What are the other concerns?
- The proposal would be a gross injustice to applicants whose cases are pending before ITSC as on January 31, 2021.
- There are assessees who have filed applications before the Commission.
- They settle their disputes by paying taxes and interest and in return, get immunity from penalty and prosecution.
- They will now have to fight the case before multiple layers of appellate and judicial bodies.
- This will result in spurt of litigations and delayed collection of revenue.
- It will also ruin business of many entrepreneurs as they will be wasting their energy and resources in protracted litigations.
- The discriminatory treatment meted out to such applicants is impermissible under Article 14 of the Constitution.
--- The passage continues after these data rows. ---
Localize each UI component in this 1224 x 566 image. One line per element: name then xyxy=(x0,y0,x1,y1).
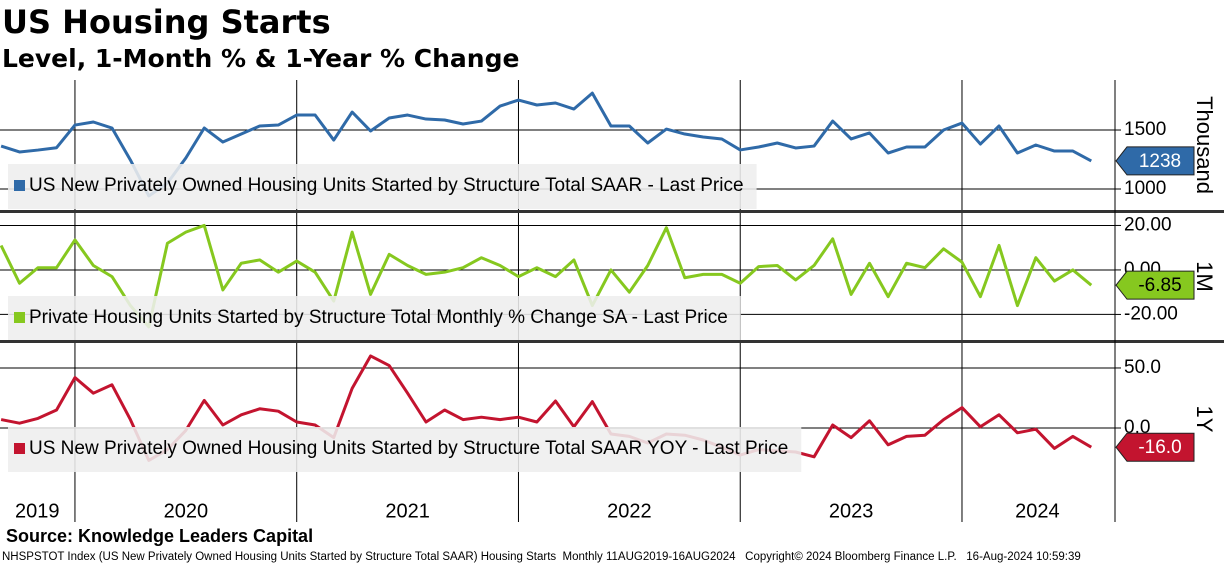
panel-separator xyxy=(0,210,1224,213)
legend-swatch xyxy=(14,443,25,454)
x-tick-label: 2019 xyxy=(15,500,60,522)
legend-swatch xyxy=(14,312,25,323)
legend-background xyxy=(8,296,741,341)
last-value-tag xyxy=(1115,146,1195,176)
legend-swatch xyxy=(14,180,25,191)
last-value-label: 1238 xyxy=(1139,151,1181,172)
source: Source: Knowledge Leaders Capital xyxy=(6,526,313,546)
legend-label: Private Housing Units Started by Structu… xyxy=(29,307,728,328)
y-axis-title: 1M xyxy=(1192,261,1217,292)
legend-background xyxy=(8,427,802,472)
y-tick-label: 50.0 xyxy=(1124,357,1161,378)
legend-label: US New Privately Owned Housing Units Sta… xyxy=(29,175,744,196)
y-tick-label: 1500 xyxy=(1124,119,1166,140)
x-tick-label: 2024 xyxy=(1015,500,1060,522)
panel-separator xyxy=(0,340,1224,343)
y-axis-title: Thousand xyxy=(1192,96,1217,194)
last-value-label: -6.85 xyxy=(1138,275,1181,296)
x-tick-label: 2023 xyxy=(829,500,874,522)
last-value-label: -16.0 xyxy=(1138,437,1181,458)
legend-background xyxy=(8,164,757,209)
y-axis-title: 1Y xyxy=(1192,406,1217,433)
y-tick-label: 20.00 xyxy=(1124,214,1172,235)
y-tick-label: 1000 xyxy=(1124,178,1166,199)
legend: US New Privately Owned Housing Units Sta… xyxy=(8,164,757,209)
legend-label: US New Privately Owned Housing Units Sta… xyxy=(29,438,788,459)
chart-title: US Housing Starts xyxy=(2,3,331,41)
legend: Private Housing Units Started by Structu… xyxy=(8,296,741,341)
chart-subtitle: Level, 1-Month % & 1-Year % Change xyxy=(2,44,519,73)
footnote: NHSPSTOT Index (US New Privately Owned H… xyxy=(2,551,1081,563)
x-tick-label: 2021 xyxy=(385,500,430,522)
data-line xyxy=(0,223,1093,329)
data-line xyxy=(0,91,1092,198)
last-value-tag xyxy=(1115,270,1195,300)
legend: US New Privately Owned Housing Units Sta… xyxy=(8,427,802,472)
y-tick-label: -20.00 xyxy=(1124,303,1178,324)
x-tick-label: 2022 xyxy=(607,500,652,522)
x-tick-label: 2020 xyxy=(164,500,209,522)
last-value-tag xyxy=(1115,432,1195,462)
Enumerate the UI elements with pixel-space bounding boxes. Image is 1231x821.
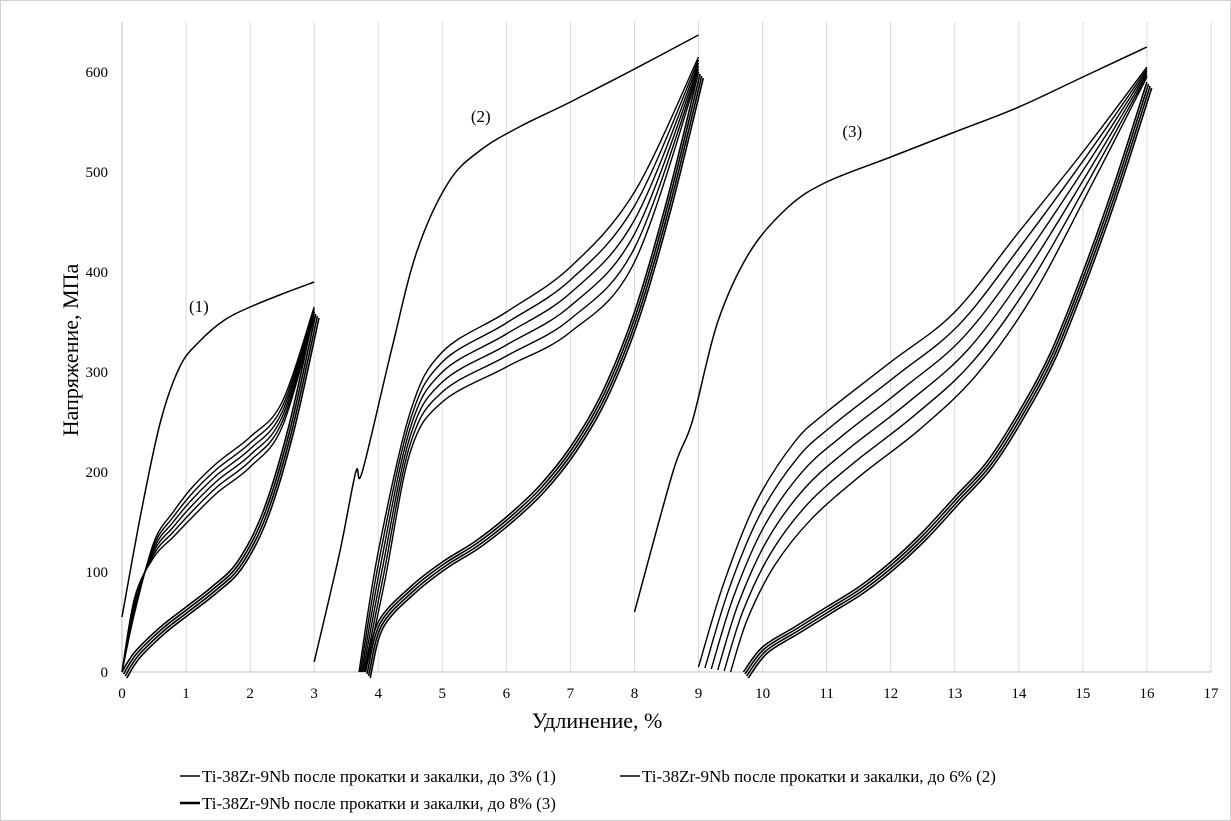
- series-1-unloading-curve-3: [124, 315, 319, 677]
- series-3-first-loading-curve: [633, 46, 1148, 613]
- series-1: [121, 281, 320, 679]
- legend-label-3: Ti-38Zr-9Nb после прокатки и закалки, до…: [202, 794, 556, 813]
- series-3-reload-cycle-5: [723, 74, 1148, 672]
- series-3-reload-cycle-3: [710, 70, 1148, 670]
- series-3-reload-cycle-2: [704, 68, 1148, 669]
- series-3-unloading-curve-2: [744, 83, 1150, 675]
- series-2-unloading-curve-4: [369, 77, 705, 679]
- series-3-unloading-curve-4: [747, 87, 1153, 679]
- x-tick-label-0: 0: [118, 686, 126, 702]
- x-tick-label-6: 6: [503, 686, 511, 702]
- series-1-unloading-curve-1: [121, 311, 315, 673]
- series-3-reload-cycle-6: [729, 76, 1148, 673]
- x-tick-label-5: 5: [439, 686, 447, 702]
- y-tick-label-300: 300: [86, 365, 109, 381]
- x-tick-label-8: 8: [631, 686, 639, 702]
- series-2-reload-cycle-6: [364, 71, 700, 673]
- annotations: (1) (2) (3): [189, 107, 862, 316]
- x-tick-label-2: 2: [246, 686, 254, 702]
- y-tick-label-400: 400: [86, 265, 109, 281]
- x-tick-label-17: 17: [1204, 686, 1220, 702]
- x-tick-label-16: 16: [1139, 686, 1155, 702]
- x-tick-label-11: 11: [819, 686, 833, 702]
- series-1-unloading-curve-2: [122, 313, 317, 675]
- curves: [121, 34, 1153, 679]
- series-3-reload-cycle-4: [717, 72, 1148, 671]
- series-3-unloading-curve-3: [745, 85, 1151, 677]
- x-tick-label-10: 10: [755, 686, 770, 702]
- x-tick-label-15: 15: [1075, 686, 1090, 702]
- axes: [121, 22, 1211, 673]
- series-2-reload-cycle-4: [362, 65, 700, 673]
- curve-annotation-3: (3): [842, 122, 862, 141]
- series-3-unloading-curve-1: [742, 81, 1148, 673]
- series-2-reload-cycle-3: [360, 62, 700, 673]
- series-2-unloading-curve-2: [366, 73, 701, 675]
- x-tick-label-3: 3: [310, 686, 318, 702]
- curve-annotation-1: (1): [189, 297, 209, 316]
- series-2-unloading-curve-1: [364, 71, 700, 673]
- x-tick-label-12: 12: [883, 686, 898, 702]
- legend-label-1: Ti-38Zr-9Nb после прокатки и закалки, до…: [202, 767, 556, 786]
- series-2: [313, 34, 705, 679]
- legend-label-2: Ti-38Zr-9Nb после прокатки и закалки, до…: [642, 767, 996, 786]
- y-tick-label-100: 100: [86, 565, 109, 581]
- x-tick-label-4: 4: [374, 686, 382, 702]
- x-tick-label-13: 13: [947, 686, 962, 702]
- x-tick-label-9: 9: [695, 686, 703, 702]
- series-1-reload-cycle-1: [121, 306, 315, 673]
- legend: Ti-38Zr-9Nb после прокатки и закалки, до…: [180, 767, 996, 813]
- series-1-unloading-curve-4: [126, 317, 320, 679]
- series-1-reload-cycle-2: [121, 308, 315, 673]
- x-tick-label-7: 7: [567, 686, 575, 702]
- curve-annotation-2: (2): [471, 107, 491, 126]
- series-3: [633, 46, 1153, 679]
- series-2-unloading-curve-3: [367, 75, 703, 677]
- series-1-reload-cycle-6: [121, 316, 315, 673]
- tick-labels: 0 1 2 3 4 5 6 7 8 9 10 11 12 13 14 15 16 1701002003004005…: [86, 65, 1220, 702]
- y-tick-label-600: 600: [86, 65, 109, 81]
- y-tick-label-200: 200: [86, 465, 109, 481]
- series-1-first-loading-curve: [121, 281, 315, 618]
- series-1-reload-cycle-5: [121, 314, 315, 673]
- x-tick-label-1: 1: [182, 686, 190, 702]
- x-axis-title: Удлинение, %: [532, 708, 663, 733]
- series-2-reload-cycle-5: [363, 68, 700, 673]
- x-tick-label-14: 14: [1011, 686, 1027, 702]
- y-tick-label-500: 500: [86, 165, 109, 181]
- y-tick-label-0: 0: [101, 665, 109, 681]
- series-2-reload-cycle-1: [358, 56, 700, 673]
- series-3-reload-cycle-1: [697, 66, 1148, 668]
- series-2-reload-cycle-2: [359, 59, 700, 673]
- y-axis-title: Напряжение, МПа: [58, 264, 83, 437]
- series-2-first-loading-curve: [313, 34, 699, 663]
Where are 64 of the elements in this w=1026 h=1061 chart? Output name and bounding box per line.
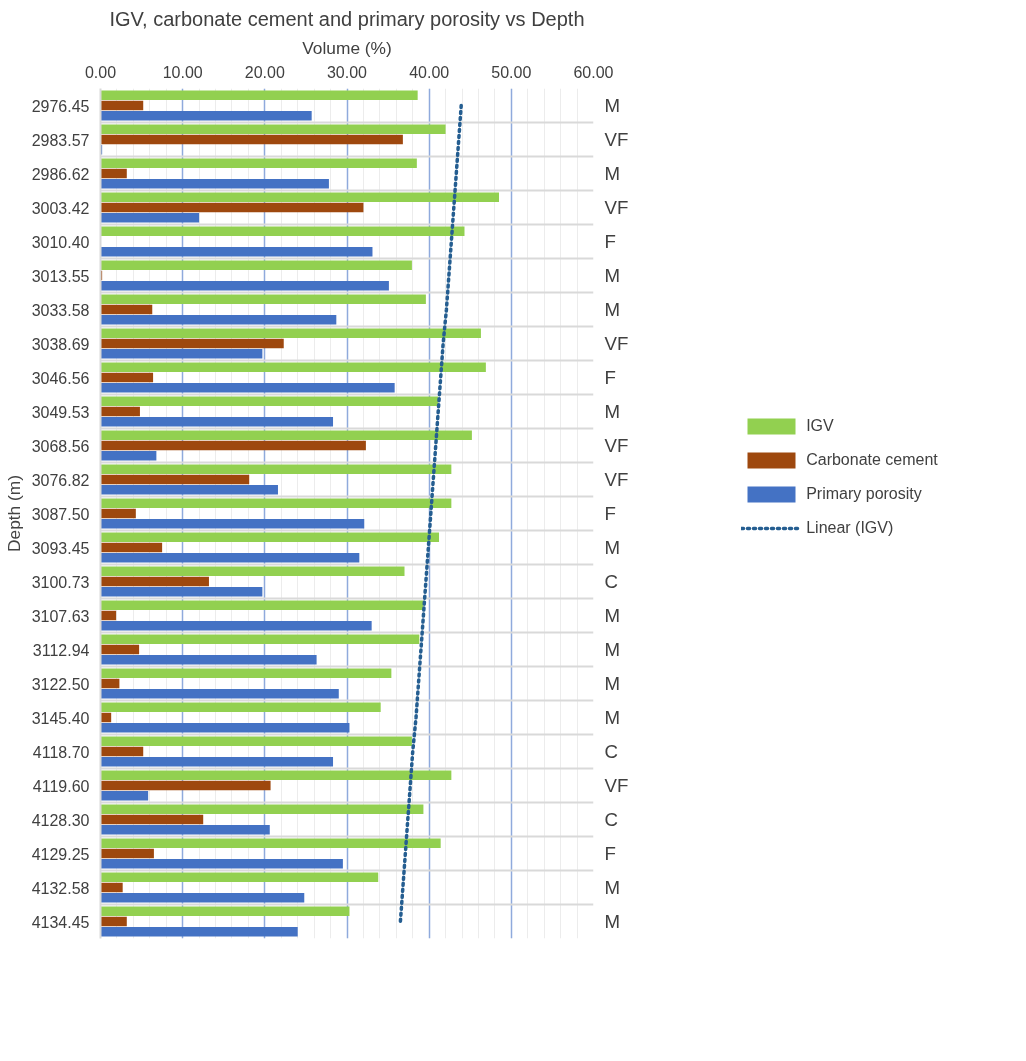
- y-tick-label: 3003.42: [31, 199, 90, 217]
- text: M: [604, 95, 621, 116]
- y-tick-label: 3049.53: [31, 403, 90, 421]
- text: VF: [604, 129, 629, 150]
- y-tick-label: 3013.55: [31, 267, 90, 285]
- y-tick-label: 3122.50: [31, 675, 90, 693]
- text: M: [604, 299, 621, 320]
- legend-label: Linear (IGV): [806, 519, 894, 537]
- y-tick-label: 3033.58: [31, 301, 90, 319]
- text: VF: [604, 435, 629, 456]
- text: M: [604, 673, 621, 694]
- y-tick-label: 4134.45: [31, 913, 90, 931]
- x-tick-label: 50.00: [491, 63, 532, 81]
- text: F: [604, 231, 616, 252]
- text: M: [604, 877, 621, 898]
- text: VF: [604, 469, 629, 490]
- legend-label: IGV: [806, 417, 834, 435]
- y-axis-title: Depth (m): [3, 474, 24, 553]
- y-tick-label: 3046.56: [31, 369, 90, 387]
- text: M: [604, 401, 621, 422]
- y-tick-label: 2976.45: [31, 97, 90, 115]
- x-axis-title: Volume (%): [302, 37, 392, 58]
- y-tick-label: 3010.40: [31, 233, 90, 251]
- text: C: [604, 571, 618, 592]
- y-tick-label: 3076.82: [31, 471, 90, 489]
- y-tick-label: 2983.57: [31, 131, 90, 149]
- x-tick-label: 0.00: [84, 63, 117, 81]
- text: VF: [604, 333, 629, 354]
- text: M: [604, 163, 621, 184]
- y-tick-label: 4118.70: [32, 743, 90, 761]
- legend-label: Primary porosity: [806, 485, 922, 503]
- legend-label: Carbonate cement: [806, 451, 938, 469]
- x-tick-label: 60.00: [573, 63, 614, 81]
- y-tick-label: 4119.60: [32, 777, 90, 795]
- y-tick-label: 3107.63: [31, 607, 90, 625]
- y-tick-label: 3145.40: [31, 709, 90, 727]
- text: M: [604, 605, 621, 626]
- text: F: [604, 367, 616, 388]
- text: M: [604, 537, 621, 558]
- y-tick-label: 4128.30: [31, 811, 90, 829]
- text: VF: [604, 775, 629, 796]
- y-tick-label: 3112.94: [32, 641, 90, 659]
- x-tick-label: 10.00: [162, 63, 203, 81]
- y-tick-label: 2986.62: [31, 165, 90, 183]
- y-tick-label: 4129.25: [31, 845, 90, 863]
- x-tick-label: 40.00: [409, 63, 450, 81]
- text: VF: [604, 197, 629, 218]
- text: F: [604, 503, 616, 524]
- text: M: [604, 639, 621, 660]
- text: C: [604, 809, 618, 830]
- text: C: [604, 741, 618, 762]
- text: F: [604, 843, 616, 864]
- chart-title: IGV, carbonate cement and primary porosity vs Depth: [109, 7, 585, 30]
- y-tick-label: 3068.56: [31, 437, 90, 455]
- x-tick-label: 30.00: [326, 63, 368, 81]
- text: M: [604, 265, 621, 286]
- y-tick-label: 3087.50: [31, 505, 90, 523]
- y-tick-label: 3038.69: [31, 335, 90, 353]
- y-tick-label: 3093.45: [31, 539, 90, 557]
- text: M: [604, 911, 621, 932]
- x-tick-label: 20.00: [244, 63, 285, 81]
- y-tick-label: 3100.73: [31, 573, 90, 591]
- y-tick-label: 4132.58: [31, 879, 90, 897]
- text: M: [604, 707, 621, 728]
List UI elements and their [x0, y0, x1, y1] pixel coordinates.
- That would go against the very spirit of giving a person right to a fair and effective hearing and rebuttal.
- Scrapping of the Commission may encourage taxpayers to become tax compliant.
- They would fulfil tax obligations as any non compliance would have severe cost and penalty implications.
- But on the contrary, it may compel many to find ways to move out of it and evade levies.
- Moreover, there is a wrong perception that the ITSC is a window for compulsive tax evaders.
- But it is for assessees who have been compelled to hide their income because of business or personal compulsions.
- Additionally, the Commission was not set up to deal with only search and seizures matters.
- It is also for compliant assessees keen to pay up their tax liabilities at one go without any provocation from the department.
What is the way forward?
- The Covid-19 pandemic has had a huge impact on the financial health of the country and its economy.
- Given this, the finance ministry may reconsider the decision of scrapping ITSC from February 1, 2021.
- Alternatively, the government can contemplate allowing ITSC to receive fresh applications till March 31, 2021.
- It can settle the pending cases within a stipulated time frame.